“It’s like taking a nursing course all over again, but this time, in Japanese.”
That is what Filipino nurses here told Labor Secretary Rosalinda Baldoz when they met on Sunday and asked the labor chief for help in hurdling the national nursing board exams of Japan.
Baldoz said she met with six nurses and five caregivers who came here under the Japan-Philippines Economic Partnership Agreement (Jpepa), and they asked for help because the board exams were in Japanese and “were really very difficult.”
“They asked for assistance in their review and suggested that we negotiate (with the Japanese) to find ways to make the exams easier. They said the exams were really very difficult,” Baldoz said in an interview.

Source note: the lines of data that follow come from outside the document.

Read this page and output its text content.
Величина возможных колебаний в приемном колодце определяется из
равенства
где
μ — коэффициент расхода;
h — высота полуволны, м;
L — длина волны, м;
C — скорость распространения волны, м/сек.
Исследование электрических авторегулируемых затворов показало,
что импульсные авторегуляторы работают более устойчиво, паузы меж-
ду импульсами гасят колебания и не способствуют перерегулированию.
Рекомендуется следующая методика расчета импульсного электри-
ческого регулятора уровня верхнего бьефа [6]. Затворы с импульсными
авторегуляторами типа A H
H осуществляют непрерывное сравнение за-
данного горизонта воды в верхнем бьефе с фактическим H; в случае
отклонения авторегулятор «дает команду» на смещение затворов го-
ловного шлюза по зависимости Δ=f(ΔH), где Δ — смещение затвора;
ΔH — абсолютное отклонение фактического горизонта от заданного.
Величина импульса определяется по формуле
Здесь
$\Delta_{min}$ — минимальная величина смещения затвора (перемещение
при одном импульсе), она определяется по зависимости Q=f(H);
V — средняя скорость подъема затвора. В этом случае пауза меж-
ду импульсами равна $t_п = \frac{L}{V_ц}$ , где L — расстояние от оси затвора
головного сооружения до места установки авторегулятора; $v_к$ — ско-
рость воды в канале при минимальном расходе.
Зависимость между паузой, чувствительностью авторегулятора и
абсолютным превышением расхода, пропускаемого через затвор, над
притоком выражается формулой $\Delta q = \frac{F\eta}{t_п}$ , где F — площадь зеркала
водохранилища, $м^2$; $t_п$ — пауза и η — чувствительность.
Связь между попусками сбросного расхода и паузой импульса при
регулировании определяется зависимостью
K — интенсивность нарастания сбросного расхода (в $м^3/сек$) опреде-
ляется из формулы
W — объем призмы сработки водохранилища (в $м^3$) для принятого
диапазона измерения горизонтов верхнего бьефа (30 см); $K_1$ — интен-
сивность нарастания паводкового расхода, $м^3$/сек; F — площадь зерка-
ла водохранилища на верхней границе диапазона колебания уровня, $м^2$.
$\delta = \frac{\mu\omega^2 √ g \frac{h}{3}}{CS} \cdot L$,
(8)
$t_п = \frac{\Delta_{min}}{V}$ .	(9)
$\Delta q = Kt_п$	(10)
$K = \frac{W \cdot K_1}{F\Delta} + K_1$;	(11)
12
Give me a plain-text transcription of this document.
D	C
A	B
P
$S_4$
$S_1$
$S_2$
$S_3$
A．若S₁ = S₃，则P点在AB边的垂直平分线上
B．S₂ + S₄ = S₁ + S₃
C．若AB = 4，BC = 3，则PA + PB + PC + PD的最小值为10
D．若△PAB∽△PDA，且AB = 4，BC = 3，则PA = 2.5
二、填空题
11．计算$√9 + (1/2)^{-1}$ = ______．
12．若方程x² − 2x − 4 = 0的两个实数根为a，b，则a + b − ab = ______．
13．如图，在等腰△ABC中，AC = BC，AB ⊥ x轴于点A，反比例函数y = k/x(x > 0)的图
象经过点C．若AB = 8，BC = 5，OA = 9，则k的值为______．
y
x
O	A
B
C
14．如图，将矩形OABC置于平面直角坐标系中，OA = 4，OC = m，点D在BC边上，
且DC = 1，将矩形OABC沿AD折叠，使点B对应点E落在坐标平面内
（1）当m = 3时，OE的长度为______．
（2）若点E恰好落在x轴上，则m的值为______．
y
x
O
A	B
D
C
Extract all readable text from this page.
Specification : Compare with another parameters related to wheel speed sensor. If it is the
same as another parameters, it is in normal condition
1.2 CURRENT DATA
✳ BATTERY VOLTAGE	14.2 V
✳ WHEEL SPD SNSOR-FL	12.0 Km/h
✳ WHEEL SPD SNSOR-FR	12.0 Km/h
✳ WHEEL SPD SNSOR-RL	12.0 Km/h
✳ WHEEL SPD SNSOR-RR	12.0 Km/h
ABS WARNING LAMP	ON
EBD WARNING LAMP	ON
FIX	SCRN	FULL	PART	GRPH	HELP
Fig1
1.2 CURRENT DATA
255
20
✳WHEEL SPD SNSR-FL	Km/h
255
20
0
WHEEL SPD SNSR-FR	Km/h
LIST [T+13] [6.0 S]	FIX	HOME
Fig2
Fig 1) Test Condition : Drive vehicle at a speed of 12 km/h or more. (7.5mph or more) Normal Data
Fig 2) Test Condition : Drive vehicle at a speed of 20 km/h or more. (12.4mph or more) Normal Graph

“They said it was like studying again, but this time using the Japanese language,” she added.
Baldoz is in Japan to attend the International Labor Organization’s 15th Asia and the Pacific Regional Meeting (APRM), which will discuss jobs protection and economic growth amid the global financial crisis.
Baldoz said the government would raise the issue when Japan and the Philippines review the Jpepa next month.
“That’s one area we will take up in January when we have the negotiations in Manila. We will be looking into areas for improvement and that is one of the things we will check,” Baldoz said.
“The Philippine embassy here will also send some communication and I will have all of this reviewed,” she added.
Baldoz said there was already an initiative to translate the most recent Japanese board exams into English so that this could serve as a reviewer for the Filipino nurses.
“They really need this because they find the exams difficult since it’s in Japanese. They can’t understand it. You have to study Japanese for a long time to be adept at using it,” she said.
Sent back to Philippines
Under Jpepa, 1,000 Filipino nurses and caregivers are supposed to be sent to Japan to help care for its aging population. The nurses are given three years to study for their exams while working as “nursing trainees.” Those who fail are sent back to the Philippines.
As of May 2011—or nearly five years after the Jpepa was signed and nearly three years after it was ratified by the Philippine Senate—only two Filipino nurses have passed the licensure exam for nursing while 229 caregivers have been allowed to work here.
“When it comes to (the) salaries (of the nursing trainees), there is no problem. They say they still get a net of P40,000. It depends on the institutions but some of them also get free lodging and food,” Baldoz said.
She said the nurses and caregivers she met were mostly from Cotabato, Zamboanga and Bohol. The rest were from Luzon.